Blast Effects Analysis
Blast effects analyses (BEAs) are used by K&C to determine the response of any given structure to blast, shock and impact loads. They can be performed by using a variety of methodologies which include:
- Q-D Charts and PI-Curves
- SDOF models
- Structural finite element models
- High-fidelity physics-based analytic models
Determining which of these techniques to use is related to the complexity of the structure being analyzed, the severity of the blast load, the response modes likely to occur, and the purpose for performing the analysis. BEAs involve two major steps:
- Computing the airblast and debris loads imparted to a building by a particular blast scenario (e.g. the airblast and debris loading generated by the car bomb (VBIED) scenario shown in the figure. In this case the debris from the breakup of the perimeter wall will contribute significantly to the threat to the facility behind it.)
- Computing the response of the facility struck with these loads in terms of window and wall damage, response of the structural framing system and the risks of its collapse, and evaluating the risks to the functions and personnel housed in the facility.
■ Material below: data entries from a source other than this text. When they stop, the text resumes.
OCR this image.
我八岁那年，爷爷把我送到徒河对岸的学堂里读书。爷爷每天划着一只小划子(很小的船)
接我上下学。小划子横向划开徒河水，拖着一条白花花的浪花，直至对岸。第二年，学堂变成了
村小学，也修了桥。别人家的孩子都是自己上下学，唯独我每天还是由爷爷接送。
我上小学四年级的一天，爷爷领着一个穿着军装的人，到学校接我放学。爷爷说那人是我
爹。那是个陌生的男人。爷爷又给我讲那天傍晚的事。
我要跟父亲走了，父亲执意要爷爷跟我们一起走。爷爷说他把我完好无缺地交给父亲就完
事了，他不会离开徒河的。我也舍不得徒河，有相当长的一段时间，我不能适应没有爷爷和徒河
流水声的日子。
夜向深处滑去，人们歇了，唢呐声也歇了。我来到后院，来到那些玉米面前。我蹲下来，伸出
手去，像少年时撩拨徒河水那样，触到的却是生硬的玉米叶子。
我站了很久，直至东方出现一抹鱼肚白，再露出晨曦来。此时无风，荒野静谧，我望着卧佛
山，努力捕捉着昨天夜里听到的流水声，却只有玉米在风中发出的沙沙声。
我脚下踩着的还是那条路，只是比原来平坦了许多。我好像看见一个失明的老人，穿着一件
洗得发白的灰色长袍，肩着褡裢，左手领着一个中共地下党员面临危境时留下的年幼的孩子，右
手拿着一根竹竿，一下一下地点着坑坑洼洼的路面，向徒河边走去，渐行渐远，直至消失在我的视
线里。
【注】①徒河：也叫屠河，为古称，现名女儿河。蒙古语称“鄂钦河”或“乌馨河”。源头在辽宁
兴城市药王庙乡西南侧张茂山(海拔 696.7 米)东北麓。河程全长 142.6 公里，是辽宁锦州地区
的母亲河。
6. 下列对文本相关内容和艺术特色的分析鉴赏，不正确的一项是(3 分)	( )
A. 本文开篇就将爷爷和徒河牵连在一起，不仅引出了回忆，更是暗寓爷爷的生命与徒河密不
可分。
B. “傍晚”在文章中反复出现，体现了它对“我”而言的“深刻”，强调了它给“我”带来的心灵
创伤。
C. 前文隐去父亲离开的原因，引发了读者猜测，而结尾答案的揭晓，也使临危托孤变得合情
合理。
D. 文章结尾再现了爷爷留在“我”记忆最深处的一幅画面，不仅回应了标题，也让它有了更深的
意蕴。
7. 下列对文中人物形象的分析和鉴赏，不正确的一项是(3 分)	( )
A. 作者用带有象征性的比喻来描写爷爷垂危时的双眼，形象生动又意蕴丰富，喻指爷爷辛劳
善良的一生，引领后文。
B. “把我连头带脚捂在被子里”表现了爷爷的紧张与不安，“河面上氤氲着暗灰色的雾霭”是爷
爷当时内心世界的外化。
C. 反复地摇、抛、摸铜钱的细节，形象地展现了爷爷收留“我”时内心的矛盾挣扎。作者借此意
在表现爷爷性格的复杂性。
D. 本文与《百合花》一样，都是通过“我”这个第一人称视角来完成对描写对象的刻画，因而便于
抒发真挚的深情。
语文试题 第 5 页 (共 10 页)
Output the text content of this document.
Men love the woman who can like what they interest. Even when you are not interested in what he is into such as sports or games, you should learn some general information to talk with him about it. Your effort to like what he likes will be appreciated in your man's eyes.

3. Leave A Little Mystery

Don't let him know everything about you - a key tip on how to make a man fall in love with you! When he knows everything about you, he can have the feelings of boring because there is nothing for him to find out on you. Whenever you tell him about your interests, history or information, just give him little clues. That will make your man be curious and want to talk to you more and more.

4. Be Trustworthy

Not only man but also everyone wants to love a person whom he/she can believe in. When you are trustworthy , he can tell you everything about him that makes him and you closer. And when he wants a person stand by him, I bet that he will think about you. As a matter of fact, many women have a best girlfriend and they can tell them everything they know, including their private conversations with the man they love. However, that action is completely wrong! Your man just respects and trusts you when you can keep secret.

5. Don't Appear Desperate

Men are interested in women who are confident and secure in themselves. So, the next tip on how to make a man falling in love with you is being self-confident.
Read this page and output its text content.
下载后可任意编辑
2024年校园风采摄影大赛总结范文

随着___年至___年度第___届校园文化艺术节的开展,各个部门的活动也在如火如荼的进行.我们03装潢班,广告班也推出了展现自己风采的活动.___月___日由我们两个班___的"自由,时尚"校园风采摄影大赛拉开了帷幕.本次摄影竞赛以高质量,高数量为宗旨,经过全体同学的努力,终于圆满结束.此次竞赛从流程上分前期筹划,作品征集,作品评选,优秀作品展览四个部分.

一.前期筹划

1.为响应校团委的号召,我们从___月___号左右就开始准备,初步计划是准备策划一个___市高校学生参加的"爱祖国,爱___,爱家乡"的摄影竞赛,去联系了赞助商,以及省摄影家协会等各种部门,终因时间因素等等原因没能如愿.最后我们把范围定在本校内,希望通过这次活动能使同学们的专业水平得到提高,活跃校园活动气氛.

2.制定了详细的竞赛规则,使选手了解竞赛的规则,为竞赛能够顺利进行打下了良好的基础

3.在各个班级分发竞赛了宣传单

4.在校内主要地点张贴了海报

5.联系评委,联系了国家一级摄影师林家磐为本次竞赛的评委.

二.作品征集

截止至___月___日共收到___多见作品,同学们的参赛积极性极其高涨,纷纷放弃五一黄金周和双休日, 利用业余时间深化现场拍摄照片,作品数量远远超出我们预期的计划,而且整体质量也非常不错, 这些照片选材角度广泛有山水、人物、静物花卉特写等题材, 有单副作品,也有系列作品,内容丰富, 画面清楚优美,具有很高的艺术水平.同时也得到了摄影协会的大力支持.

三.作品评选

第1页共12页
In early stages of a blast effects analysis, simpler techniques are often used to provide an initial estimate and determine if further analysis is necessary. For flexural type responses, Q-D charts and PI-curves provide effective estimates; quantity-distance charts and pressure impulse curves define the safe distances for charges for different types of components, for column responses, single degree of freedom (SDOF) models are used because of the added complexity of the column responses. In performing design studies, SDOF models are utilized because they represent a good compromise between ease of use, fidelity, and widespread availability.
Structural finite element models may be useful to provide basic information concerning the blast response of a building, but are generally not well suited for blast effects analyses. These models are also used to check compliance with progressive collapse provisions of design codes.
High-fidelity physics based (HFPB) models are applied to analytically simulate the actual behavior of a given structural system or component under blast and impact loads. Even though this type of modeling is performed by few consulting engineers, it is crucial in many studies. Unlike any other analytic tool used engineers, it provides a direct means to estimate the potential for the system to fail under the applied blast/impact loads. This essential difference between HFPB and the other analytic models cited is that actual behaviors rather than assumed behaviors are used in studying the response of the system.
K&C is so skilled in the use of HFPB techniques that we can employ them at a cost comparable to that other consultants would charge to perform analyses with other, less precise engineering models, which are often far less applicable and may lead to erroneous conclusions. K&C offers a variety of physics-based analytic software tools for simulating the response of structural systems, mechanical systems, and the response of equipment and personnel to the effects of blast, shock, and impact loads.
These codes offer a powerful means to simulate almost any blast, shock and impact response, including responses to contact and shape charges, high velocity projectiles and debris fragments, and the effects of shielding and protective barriers in terms of reducing the actual threats facing the facility or location of interest.
Description of Services
- Perform Blast Effects Analyses using a variety of analytic tools.
- Develop fragility curves for various structural and window/wall components for use in vulnerability assessments.
- Perform vulnerability assessments for structural components, equipment and MEP systems, and occupants of the facility.